Building Spoons.world: What We're Learning
The real challenges of building a patient-side community platform — what you discover when you try to build infrastructure for people too exhausted to use bad tools.
The first prototype had a sign-up flow that took eleven steps.
I know this because one of our beta users — a woman with ME/CFS who had been trying to join for three days — sent us an email that said, simply: "I can't do eleven steps. On a good day I can do three. Please fix this."
She was right. We fixed it. That was the first real lesson in building for people with chronic illness: the tolerance for friction is not lower because our users are less capable. It is lower because they have spent their capacity on other things — managing their bodies, their medications, their relationships with a healthcare system that requires constant effort to navigate. By the time they reach your platform, they have often already done an enormous amount of work just to be functional enough to try to join.
Design for the person who arrives with two spoons, not twelve.
Spoons.world is a social search engine for people with chronic illness. The idea is simple: you should be able to find someone who has your condition, tried your medication, lives in your city, has your specific combination of diagnoses.
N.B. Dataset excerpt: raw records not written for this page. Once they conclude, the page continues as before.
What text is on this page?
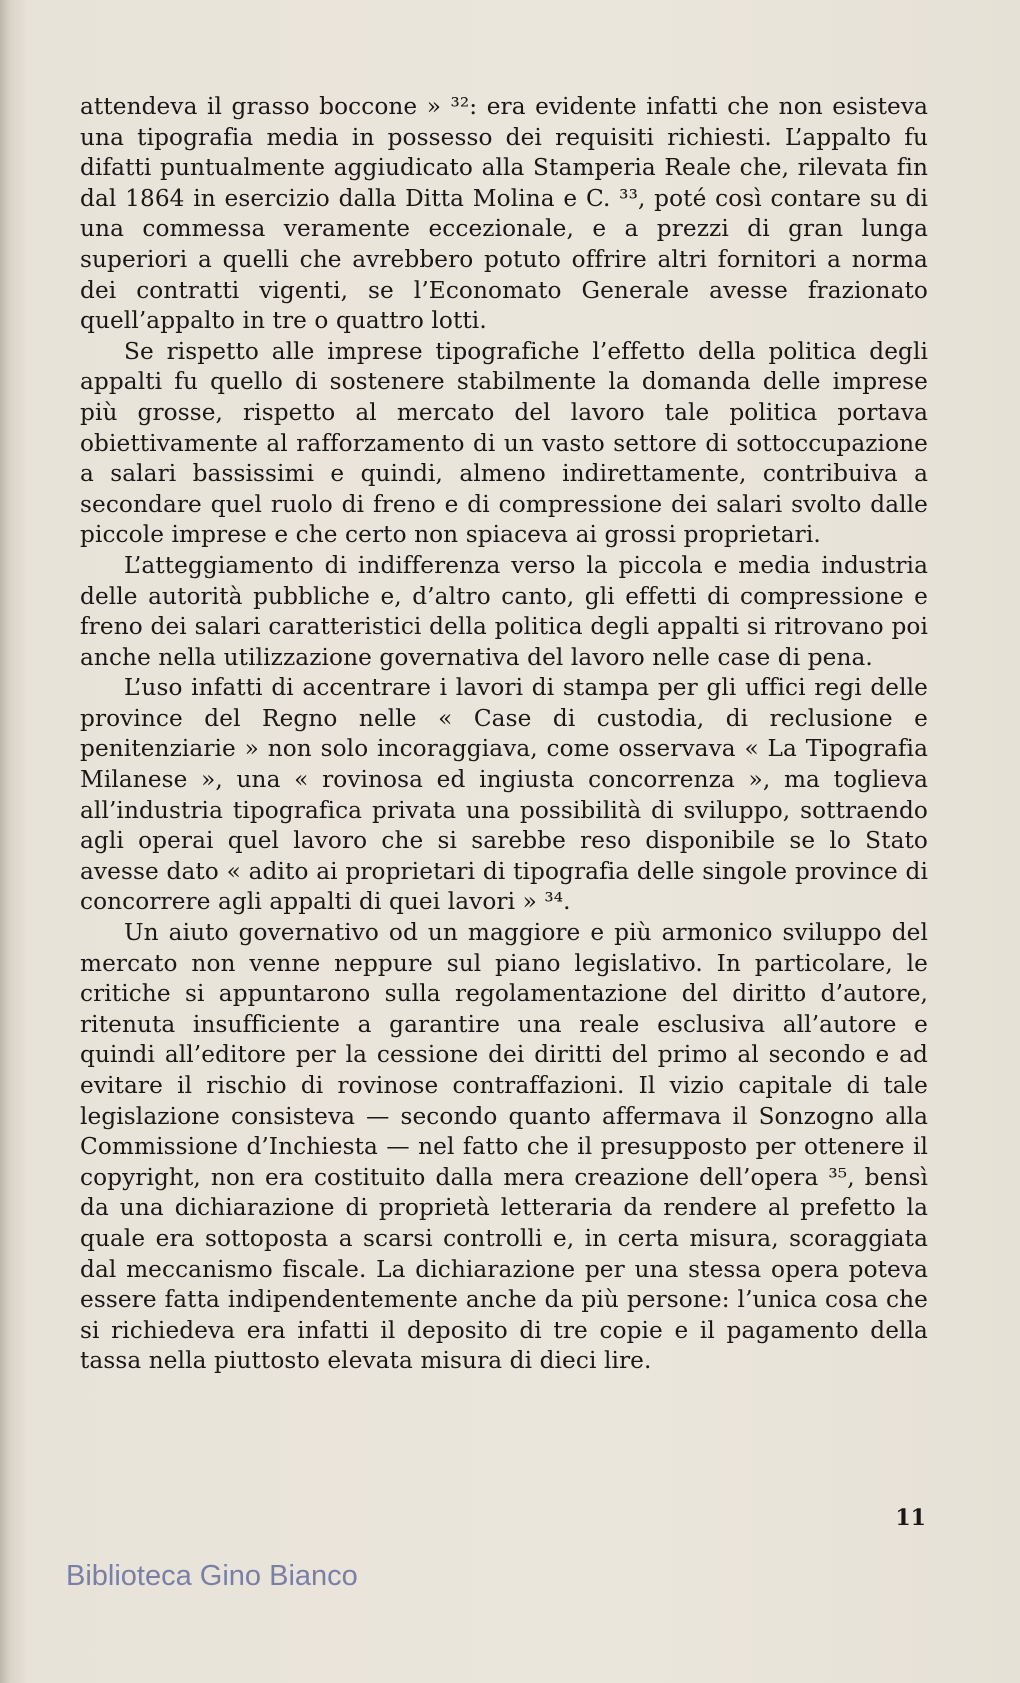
attendeva il grasso boccone » ³²: era evidente infatti che non esisteva una tipografia media in possesso dei requisiti richiesti. L’appalto fu difatti puntualmente aggiudicato alla Stamperia Reale che, rilevata fin dal 1864 in esercizio dalla Ditta Molina e C. ³³, poté così contare su di una commessa veramente eccezionale, e a prezzi di gran lunga superiori a quelli che avrebbero potuto offrire altri fornitori a norma dei contratti vigenti, se l’Economato Generale avesse frazionato quell’appalto in tre o quattro lotti.

Se rispetto alle imprese tipografiche l’effetto della politica degli appalti fu quello di sostenere stabilmente la domanda delle imprese più grosse, rispetto al mercato del lavoro tale politica portava obiettivamente al rafforzamento di un vasto settore di sottoccupazione a salari bassissimi e quindi, almeno indirettamente, contribuiva a secondare quel ruolo di freno e di compressione dei salari svolto dalle piccole imprese e che certo non spiaceva ai grossi proprietari.

L’atteggiamento di indifferenza verso la piccola e media industria delle autorità pubbliche e, d’altro canto, gli effetti di compressione e freno dei salari caratteristici della politica degli appalti si ritrovano poi anche nella utilizzazione governativa del lavoro nelle case di pena.

L’uso infatti di accentrare i lavori di stampa per gli uffici regi delle province del Regno nelle « Case di custodia, di reclusione e penitenziarie » non solo incoraggiava, come osservava « La Tipografia Milanese », una « rovinosa ed ingiusta concorrenza », ma toglieva all’industria tipografica privata una possibilità di sviluppo, sottraendo agli operai quel lavoro che si sarebbe reso disponibile se lo Stato avesse dato « adito ai proprietari di tipografia delle singole province di concorrere agli appalti di quei lavori » ³⁴.

Un aiuto governativo od un maggiore e più armonico sviluppo del mercato non venne neppure sul piano legislativo. In particolare, le critiche si appuntarono sulla regolamentazione del diritto d’autore, ritenuta insufficiente a garantire una reale esclusiva all’autore e quindi all’editore per la cessione dei diritti del primo al secondo e ad evitare il rischio di rovinose contraffazioni. Il vizio capitale di tale legislazione consisteva — secondo quanto affermava il Sonzogno alla Commissione d’Inchiesta — nel fatto che il presupposto per ottenere il copyright, non era costituito dalla mera creazione dell’opera ³⁵, bensì da una dichiarazione di proprietà letteraria da rendere al prefetto la quale era sottoposta a scarsi controlli e, in certa misura, scoraggiata dal meccanismo fiscale. La dichiarazione per una stessa opera poteva essere fatta indipendentemente anche da più persone: l’unica cosa che si richiedeva era infatti il deposito di tre copie e il pagamento della tassa nella piuttosto elevata misura di dieci lire.

11
Biblioteca Gino Bianco
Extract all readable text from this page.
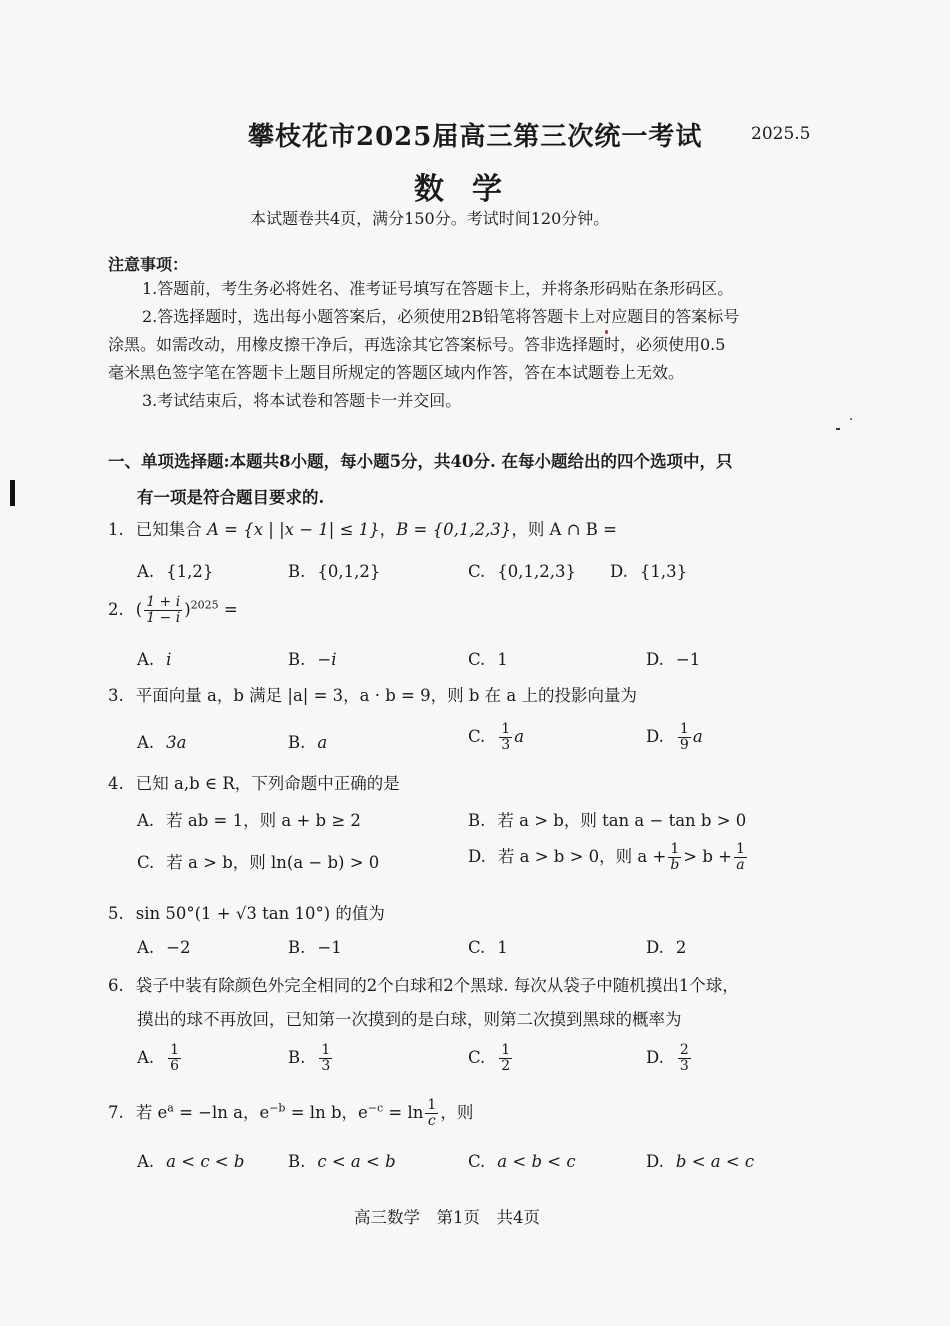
攀枝花市2025届高三第三次统一考试	2025.5
数学
本试题卷共4页，满分150分。考试时间120分钟。
注意事项：
1.答题前，考生务必将姓名、准考证号填写在答题卡上，并将条形码贴在条形码区。
2.答选择题时，选出每小题答案后，必须使用2B铅笔将答题卡上对应题目的答案标号
涂黑。如需改动，用橡皮擦干净后，再选涂其它答案标号。答非选择题时，必须使用0.5
毫米黑色签字笔在答题卡上题目所规定的答题区域内作答，答在本试题卷上无效。
3.考试结束后，将本试卷和答题卡一并交回。
一、单项选择题:本题共8小题，每小题5分，共40分. 在每小题给出的四个选项中，只
有一项是符合题目要求的.
1. 已知集合 A = {x | |x − 1| ≤ 1}，B = {0,1,2,3}，则 A ∩ B =
A. {1,2}	B. {0,1,2}	C. {0,1,2,3} D. {1,3}
2. ( $\frac{1 + i}{1 - i} )^{2025}$ =
A. i	B. −i	C. 1	D. −1
3. 平面向量 a，b 满足 |a| = 3，a · b = 9，则 b 在 a 上的投影向量为
A. 3a	B. a	C. $\frac{1}{3}$ a	D. $\frac{1}{9}$ a
4. 已知 a,b ∈ R，下列命题中正确的是
A. 若 ab = 1，则 a + b ≥ 2	B. 若 a > b，则 tan a − tan b > 0
C. 若 a > b，则 ln(a − b) > 0	D. 若 a > b > 0，则 $a + \frac{1}{b} > b + \frac{1}{a}$
5. sin 50°(1 + √3 tan 10°) 的值为
A. −2	B. −1	C. 1	D. 2
6. 袋子中装有除颜色外完全相同的2个白球和2个黑球. 每次从袋子中随机摸出1个球，
摸出的球不再放回，已知第一次摸到的是白球，则第二次摸到黑球的概率为
A. $\frac{1}{6}$	B. $\frac{1}{3}$	C. $\frac{1}{2}$	D. $\frac{2}{3}$
7. 若 $e^a = -\ln$ a，$e^{-b} = \ln b$，$e^{-c} = \ln \frac{1}{c}$ ，则
A. a < c < b	B. c < a < b	C. a < b < c	D. b < a < c
高三数学　第1页　共4页
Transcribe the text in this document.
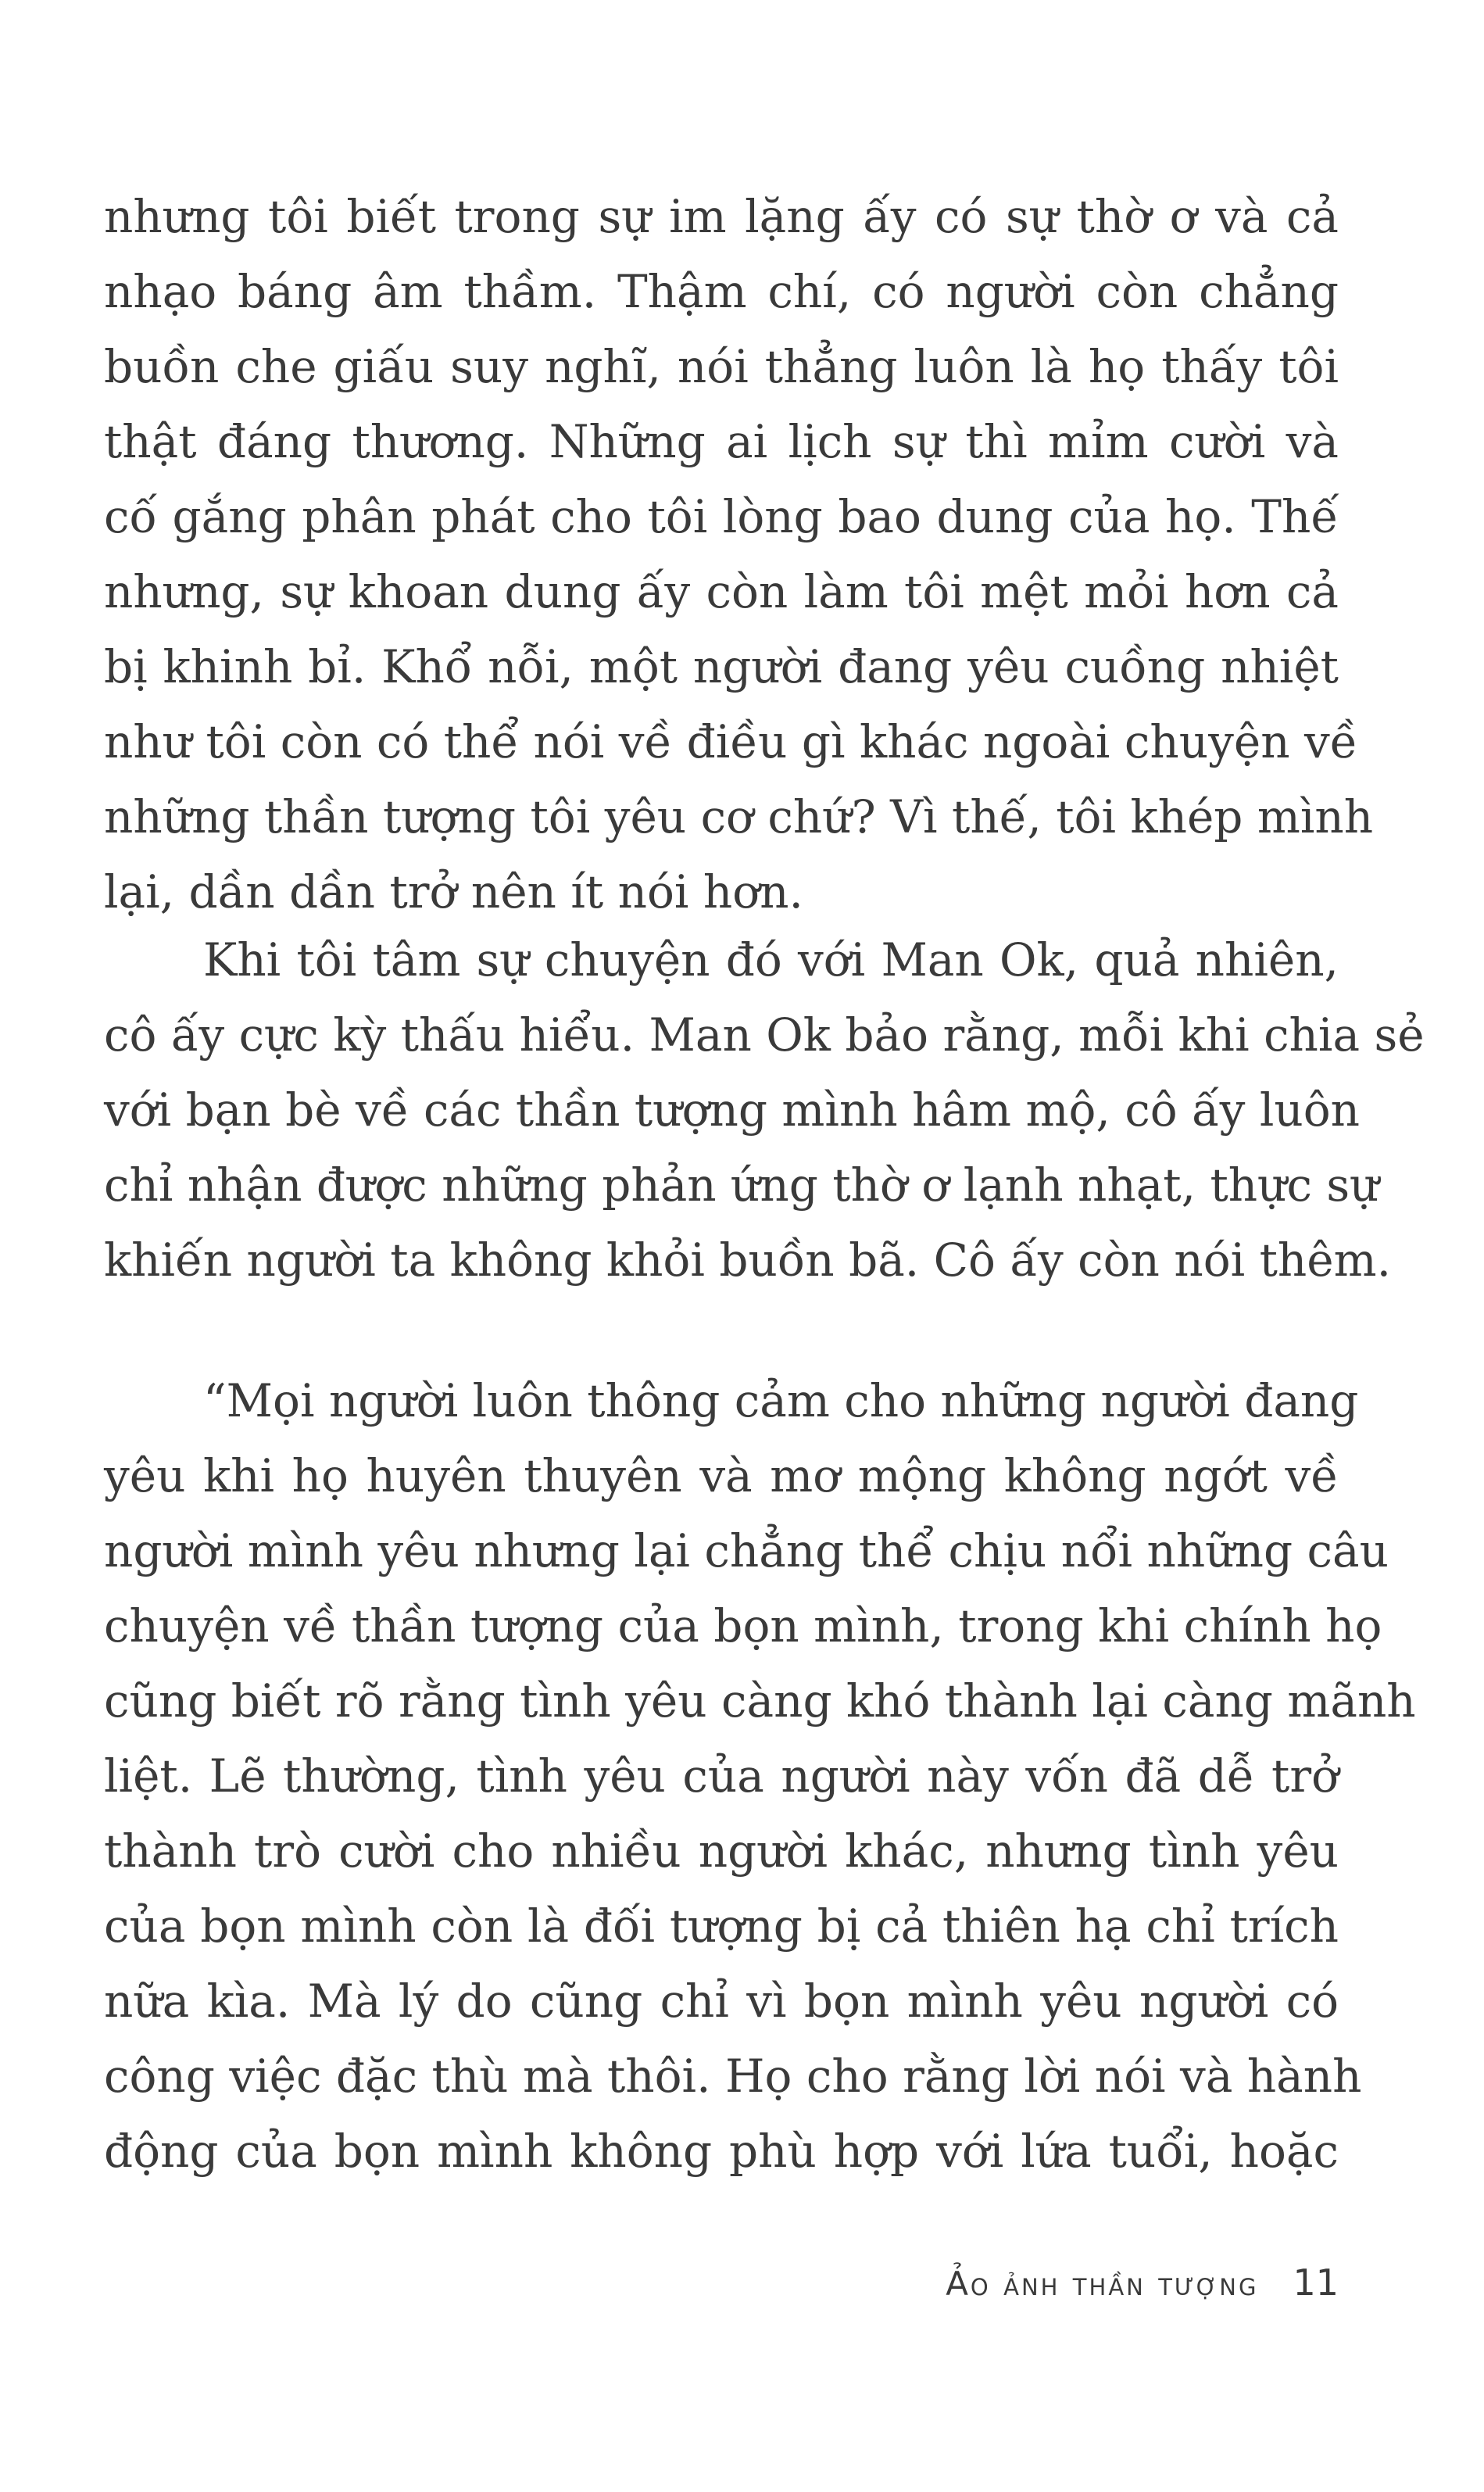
nhưng tôi biết trong sự im lặng ấy có sự thờ ơ và cả
nhạo báng âm thầm. Thậm chí, có người còn chẳng
buồn che giấu suy nghĩ, nói thẳng luôn là họ thấy tôi
thật đáng thương. Những ai lịch sự thì mỉm cười và
cố gắng phân phát cho tôi lòng bao dung của họ. Thế
nhưng, sự khoan dung ấy còn làm tôi mệt mỏi hơn cả
bị khinh bỉ. Khổ nỗi, một người đang yêu cuồng nhiệt
như tôi còn có thể nói về điều gì khác ngoài chuyện về
những thần tượng tôi yêu cơ chứ? Vì thế, tôi khép mình
lại, dần dần trở nên ít nói hơn.
Khi tôi tâm sự chuyện đó với Man Ok, quả nhiên,
cô ấy cực kỳ thấu hiểu. Man Ok bảo rằng, mỗi khi chia sẻ
với bạn bè về các thần tượng mình hâm mộ, cô ấy luôn
chỉ nhận được những phản ứng thờ ơ lạnh nhạt, thực sự
khiến người ta không khỏi buồn bã. Cô ấy còn nói thêm.
“Mọi người luôn thông cảm cho những người đang
yêu khi họ huyên thuyên và mơ mộng không ngớt về
người mình yêu nhưng lại chẳng thể chịu nổi những câu
chuyện về thần tượng của bọn mình, trong khi chính họ
cũng biết rõ rằng tình yêu càng khó thành lại càng mãnh
liệt. Lẽ thường, tình yêu của người này vốn đã dễ trở
thành trò cười cho nhiều người khác, nhưng tình yêu
của bọn mình còn là đối tượng bị cả thiên hạ chỉ trích
nữa kìa. Mà lý do cũng chỉ vì bọn mình yêu người có
công việc đặc thù mà thôi. Họ cho rằng lời nói và hành
động của bọn mình không phù hợp với lứa tuổi, hoặc
Ảo ảnh thần tượng 11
You should be able to find people by the actual texture of your experience, not just by illness category. The isolation of chronic illness is partly medical and partly informational — the medical system doesn't connect patients to each other. We want to build that infrastructure.
The technical problem is manageable. The design problem is harder. And the hardest problem of all is the trust problem.
Here is what we've learned about trust. People with chronic illness have been failed by institutions repeatedly — healthcare institutions, insurance institutions, workplace institutions, the basic social contract that says "if you are visibly suffering, help will arrive." When you ask them to join a new platform, you are asking them to extend trust to another institution. And they have evidence, accumulated over years of being told their symptoms weren't real or their needs weren't valid or their accommodation requests were inconvenient, that institutions betray this trust.
You cannot overcome this through good branding. You cannot overcome it by saying you're different. You can only overcome it by being different, repeatedly, over time, in ways that are visible to the people you're asking to trust you.
This means things like: when a feature breaks and someone can't access their profile, the response is not a ticket number. The response is a human being within an hour. When someone reports that the interface is inaccessible during a flare because the text is too small and the contrast isn't sufficient and there are too many moving elements on the page, the response is not "we'll put that on the roadmap." The response is a fix, and an explanation, and a thank-you for the labor of telling us.
Labor. That's the other thing we've learned. Feedback from people with chronic illness costs them something. Every bug report, every accessibility note, every "this doesn't work for me because of X" — that is energy that came from a limited supply and was directed at us. We try to treat it accordingly.
What we're building is not the platform we originally designed. It is the platform that emerged from approximately two hundred conversations with people who are sick and who told us, with varying degrees of patience and directness, what they actually needed. Some of what they needed was what we expected. A lot was not.
They didn't primarily want to find medical information. They wanted to find people. Not just people with their diagnosis, but people whose daily management of that diagnosis looks like theirs. The granularity matters. "I have POTS" describes a very wide range of lived experiences. "I have POTS and I also have MCAS and I use a cooling vest and I cannot tolerate most antihistamines and I live alone and I'm trying to figure out how to work remotely" is a specific person, and that specific person benefits from finding another specific person who matches significantly. That's the search problem we're trying to solve.
We're solving it slowly, because we're also living it. Most of the people building Spooniversity and Spoons.world have chronic illness. This is not a coincidence. It means we know what a bad interface feels like at 3am during a flare. It means we know what it costs to send a support ticket. It means we hold the user's experience not as a design exercise but as a fact we live.
Eleven steps became three. We're still learning. That's the true version.